There's Two Ways To Budget a Low Budget Flick.... The Pie In The Sky or The Sky In Pie...


After getting off the phone today with two different producers in regards to two different features I am producing and when I say different kinds of producers I don't mean apples and oranges different, I mean elephants and angel food cake different.  But I digress.  In my humble experience of producing I think ten low-ish budget features I came to the conclusion that there are two ways to budget a low-budgy-flickeroni;  You can go out and hire a fancy production manager, or a not so fancy production manager, and pay them their fee, or promise them a job if the movie finds its way to a producer, and lop off the script to them and say "budget this" I call this the "pie in the sky" budgeting;  or,  you can go to a production manager and you say "this is the budget" and then they budget the movie, and when I say budget, they work with what you actually have or think you can get.  I call this "the sky in the pie" budgeting.   You see,  at the end of the day it really doesn't matter if the line producer says what the f*** the budget is, because the budget is how much you have in the bank to make the movie, (or in a Prada shoe box, or how much room you have on your credit car) that is the budget of the movie not what some bourgeoisy production manager tells you what the budget it.   No offense to PMs because that's a job I would never want to have (though did do it on one feature "Life On The Road With Mr. & Mrs.
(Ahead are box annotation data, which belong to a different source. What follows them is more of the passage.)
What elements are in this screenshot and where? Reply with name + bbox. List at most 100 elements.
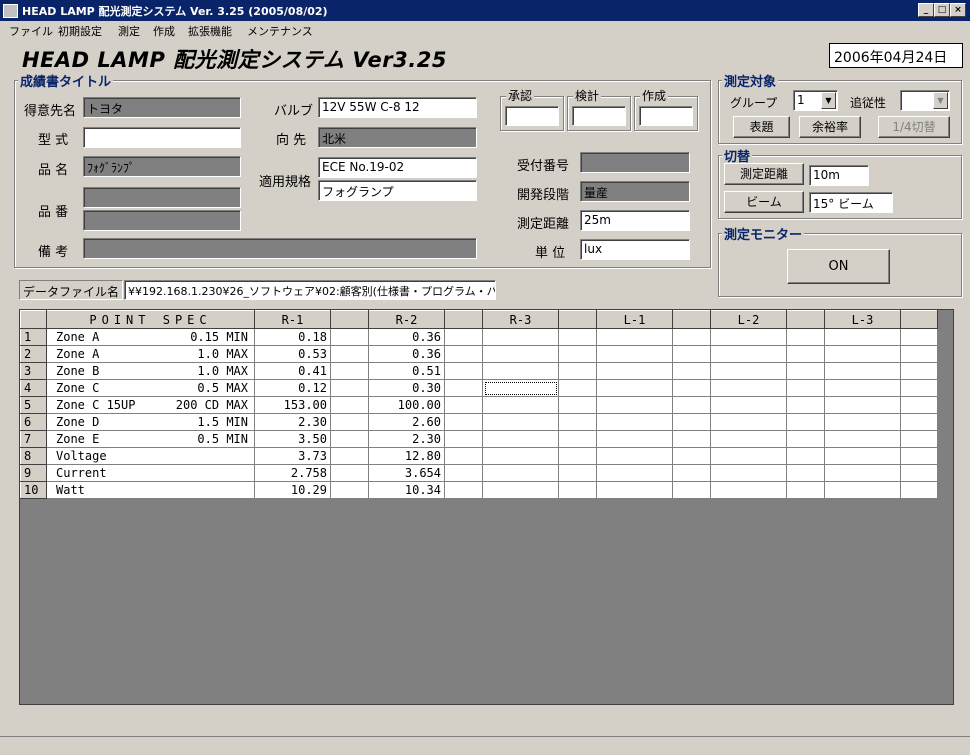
menu-measure[interactable]: 測定 [118,23,140,39]
r2-value[interactable]: 10.34 [368,481,445,499]
r2-value[interactable]: 100.00 [368,396,445,414]
table-row[interactable]: 8 Voltage 3.73 12.80 [20,447,938,465]
r1-value[interactable]: 153.00 [254,396,331,414]
create-stamp-field[interactable] [639,106,693,126]
point-spec-cell[interactable]: Zone B 1.0 MAX [46,362,255,380]
table-row[interactable]: 5 Zone C 15UP 200 CD MAX 153.00 100.00 [20,396,938,414]
l1-aux-cell[interactable] [672,430,711,448]
r3-value[interactable] [482,396,559,414]
row-number[interactable]: 1 [20,328,47,346]
l1-value[interactable] [596,362,673,380]
r1-aux-cell[interactable] [330,362,369,380]
l2-value[interactable] [710,345,787,363]
menu-maintenance[interactable]: メンテナンス [247,23,313,39]
r1-value[interactable]: 2.30 [254,413,331,431]
l2-aux-cell[interactable] [786,379,825,397]
l2-value[interactable] [710,362,787,380]
r2-value[interactable]: 0.30 [368,379,445,397]
point-spec-cell[interactable]: Watt [46,481,255,499]
menu-file[interactable]: ファイル [9,23,53,39]
l2-aux-cell[interactable] [786,481,825,499]
l2-aux-cell[interactable] [786,328,825,346]
r2-aux-cell[interactable] [444,362,483,380]
r2-value[interactable]: 0.36 [368,345,445,363]
part-number-field-1[interactable] [83,187,241,208]
r3-aux-cell[interactable] [558,464,597,482]
l1-value[interactable] [596,379,673,397]
r3-value[interactable] [482,413,559,431]
l1-value[interactable] [596,328,673,346]
r2-value[interactable]: 2.60 [368,413,445,431]
header-r1[interactable]: R-1 [254,310,331,329]
r2-value[interactable]: 2.30 [368,430,445,448]
r2-aux-cell[interactable] [444,413,483,431]
r1-value[interactable]: 0.53 [254,345,331,363]
monitor-on-button[interactable]: ON [787,249,890,284]
l3-aux-cell[interactable] [900,396,938,414]
l1-value[interactable] [596,396,673,414]
r3-aux-cell[interactable] [558,345,597,363]
r2-aux-cell[interactable] [444,481,483,499]
group-select[interactable]: 1 ▼ [793,90,838,111]
r2-value[interactable]: 12.80 [368,447,445,465]
point-spec-cell[interactable]: Voltage [46,447,255,465]
point-spec-cell[interactable]: Current [46,464,255,482]
approve-stamp-field[interactable] [505,106,559,126]
r2-aux-cell[interactable] [444,345,483,363]
margin-button[interactable]: 余裕率 [799,116,861,138]
header-r2[interactable]: R-2 [368,310,445,329]
row-number[interactable]: 6 [20,413,47,431]
r1-value[interactable]: 0.41 [254,362,331,380]
r1-aux-cell[interactable] [330,447,369,465]
l2-value[interactable] [710,464,787,482]
header-r2-aux[interactable] [444,310,483,329]
point-spec-cell[interactable]: Zone E 0.5 MIN [46,430,255,448]
l2-aux-cell[interactable] [786,396,825,414]
standard-field-2[interactable]: フォグランプ [318,180,477,201]
l3-aux-cell[interactable] [900,379,938,397]
r1-value[interactable]: 3.73 [254,447,331,465]
table-row[interactable]: 2 Zone A 1.0 MAX 0.53 0.36 [20,345,938,363]
point-spec-cell[interactable]: Zone C 0.5 MAX [46,379,255,397]
l1-value[interactable] [596,481,673,499]
l1-aux-cell[interactable] [672,396,711,414]
product-field[interactable]: ﾌｫｸﾞﾗﾝﾌﾟ [83,156,241,177]
menu-create[interactable]: 作成 [153,23,175,39]
l2-aux-cell[interactable] [786,464,825,482]
l3-value[interactable] [824,345,901,363]
table-row[interactable]: 6 Zone D 1.5 MIN 2.30 2.60 [20,413,938,431]
beam-button[interactable]: ビーム [724,191,804,213]
l3-aux-cell[interactable] [900,481,938,499]
header-l2-aux[interactable] [786,310,825,329]
close-button[interactable]: × [950,3,966,17]
row-number[interactable]: 9 [20,464,47,482]
receipt-number-field[interactable] [580,152,690,173]
l1-aux-cell[interactable] [672,447,711,465]
r1-value[interactable]: 2.758 [254,464,331,482]
point-spec-cell[interactable]: Zone A 1.0 MAX [46,345,255,363]
standard-field-1[interactable]: ECE No.19-02 [318,157,477,178]
unit-field[interactable]: lux [580,239,690,260]
r3-value[interactable] [482,328,559,346]
r1-aux-cell[interactable] [330,430,369,448]
point-spec-cell[interactable]: Zone C 15UP 200 CD MAX [46,396,255,414]
follow-select[interactable]: ▼ [900,90,950,111]
quarter-switch-button[interactable]: 1/4切替 [878,116,950,138]
l1-aux-cell[interactable] [672,328,711,346]
row-number[interactable]: 5 [20,396,47,414]
l3-aux-cell[interactable] [900,413,938,431]
r3-value[interactable] [482,447,559,465]
table-row[interactable]: 7 Zone E 0.5 MIN 3.50 2.30 [20,430,938,448]
l3-value[interactable] [824,396,901,414]
r1-aux-cell[interactable] [330,464,369,482]
table-row[interactable]: 3 Zone B 1.0 MAX 0.41 0.51 [20,362,938,380]
header-l1[interactable]: L-1 [596,310,673,329]
row-number[interactable]: 2 [20,345,47,363]
point-spec-cell[interactable]: Zone A 0.15 MIN [46,328,255,346]
header-l1-aux[interactable] [672,310,711,329]
header-point-spec[interactable]: POINT SPEC [46,310,255,329]
l1-value[interactable] [596,345,673,363]
r3-value[interactable] [482,362,559,380]
r3-aux-cell[interactable] [558,447,597,465]
r1-aux-cell[interactable] [330,379,369,397]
Brown" along with many other jobs, like directing, producing,  driving James Brown's wife to re-hab twice,  fending psychotics, but that's another story), but a production manager is not a producer, and usually doesn't think like a producer.  A good producer (in my opinion) thinks with the concept of "This is what I have to make this thing, so lets go for it, and make it happen some how, even if it means flirting with your ex-boyfriend editor to do a rough cut of the movie for free (but lets face it, these favors aren't really free either, but you play the card because hell, it's a solution so your investors don't chop your balls off for not finishing the movie."

Moral of the story, don't be a robot, and try not to hire a robot production manager who can't think a little outside the box, movies are meant to made not to be theorized about.